Parents say they are seeing a negative change in behavior and doctors are seeing an increase in the number of patients.

With the virus shutting down lots of activities, experts say many children have reached their breaking points after being cooped up in the house for long periods of time.

“It’s certainly caused them to act out more and be more defiant otherwise than they would have normally been,” Dr. Hillary Porter, child psychiatrist said.

Porter says the defiant behavior includes children fighting and arguing with their parents and siblings. Some children are also showing increased anxiety levels and depression. 

“Honestly just depends on the day, like right now it’s raining, kids won’t do as well. if it’s not raining and kids can at least get outside and go jump on the trampoline or go swimming, the day will be a little bit better,” Porter said.

To give parents and children some relief, congressional Democrats are ready to spend billions of dollars to support childcare.

The House debated two bills on Wednesday. The first gives billions of dollars to childcare providers to keep their doors open and the second allows parents to take advantage of tax credits to offset the cost of childcare.

“My hope is this would be folded into a COVID-19 relief recovery bill,” Rep.

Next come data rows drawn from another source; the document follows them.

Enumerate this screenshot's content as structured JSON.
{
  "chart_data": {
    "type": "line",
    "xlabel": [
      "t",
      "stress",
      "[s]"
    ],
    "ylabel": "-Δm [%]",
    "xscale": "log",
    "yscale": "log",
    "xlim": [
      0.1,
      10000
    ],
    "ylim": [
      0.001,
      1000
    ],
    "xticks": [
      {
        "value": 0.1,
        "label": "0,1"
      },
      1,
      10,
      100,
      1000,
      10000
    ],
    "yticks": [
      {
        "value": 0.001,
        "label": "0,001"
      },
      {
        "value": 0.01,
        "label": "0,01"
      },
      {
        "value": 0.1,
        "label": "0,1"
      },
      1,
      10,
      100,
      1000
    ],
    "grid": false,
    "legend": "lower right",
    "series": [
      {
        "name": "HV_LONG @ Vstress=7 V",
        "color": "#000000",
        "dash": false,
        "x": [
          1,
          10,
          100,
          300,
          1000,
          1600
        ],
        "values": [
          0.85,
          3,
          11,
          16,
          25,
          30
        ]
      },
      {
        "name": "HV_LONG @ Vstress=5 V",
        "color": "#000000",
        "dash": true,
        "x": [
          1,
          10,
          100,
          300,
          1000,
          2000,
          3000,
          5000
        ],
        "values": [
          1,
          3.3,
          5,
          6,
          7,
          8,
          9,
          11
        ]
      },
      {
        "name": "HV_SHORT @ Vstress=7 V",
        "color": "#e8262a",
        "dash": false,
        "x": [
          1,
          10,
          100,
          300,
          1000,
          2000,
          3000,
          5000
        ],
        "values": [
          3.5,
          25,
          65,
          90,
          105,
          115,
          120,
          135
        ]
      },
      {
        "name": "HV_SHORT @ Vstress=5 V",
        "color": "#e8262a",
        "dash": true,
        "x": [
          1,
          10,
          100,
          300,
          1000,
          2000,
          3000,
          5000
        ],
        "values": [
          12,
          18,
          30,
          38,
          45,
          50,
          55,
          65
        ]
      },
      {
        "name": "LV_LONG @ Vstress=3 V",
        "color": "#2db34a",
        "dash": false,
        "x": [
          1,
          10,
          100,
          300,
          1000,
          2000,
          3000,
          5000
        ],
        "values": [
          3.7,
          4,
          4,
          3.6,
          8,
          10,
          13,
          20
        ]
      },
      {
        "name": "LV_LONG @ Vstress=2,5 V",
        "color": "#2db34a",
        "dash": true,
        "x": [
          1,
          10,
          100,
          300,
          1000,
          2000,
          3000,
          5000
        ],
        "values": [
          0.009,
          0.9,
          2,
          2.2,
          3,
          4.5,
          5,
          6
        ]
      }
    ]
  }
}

Brad Schneider said.

If childcare centers stay open, this will put children back on a routine, which Porter says is important. 

“The structure and the predictability of a good routine are actually very reassuring, they know what’s going to happen, they kind of don’t have to worry about what’s coming up,” Porter said.  

Dr. Porter believes parents should limit how much kids see on the news and take the time to really listen to their children which will help calm their nerves.
 

“If there’s the possibility of letting kids have somewhat of a choice in things, or the sense of letting them have a little of control and that sometimes helps decrease anxiety,” Porter said.

Porter says as much as parents try to focus on kids, they also need to take some time for themselves to relax and recharge.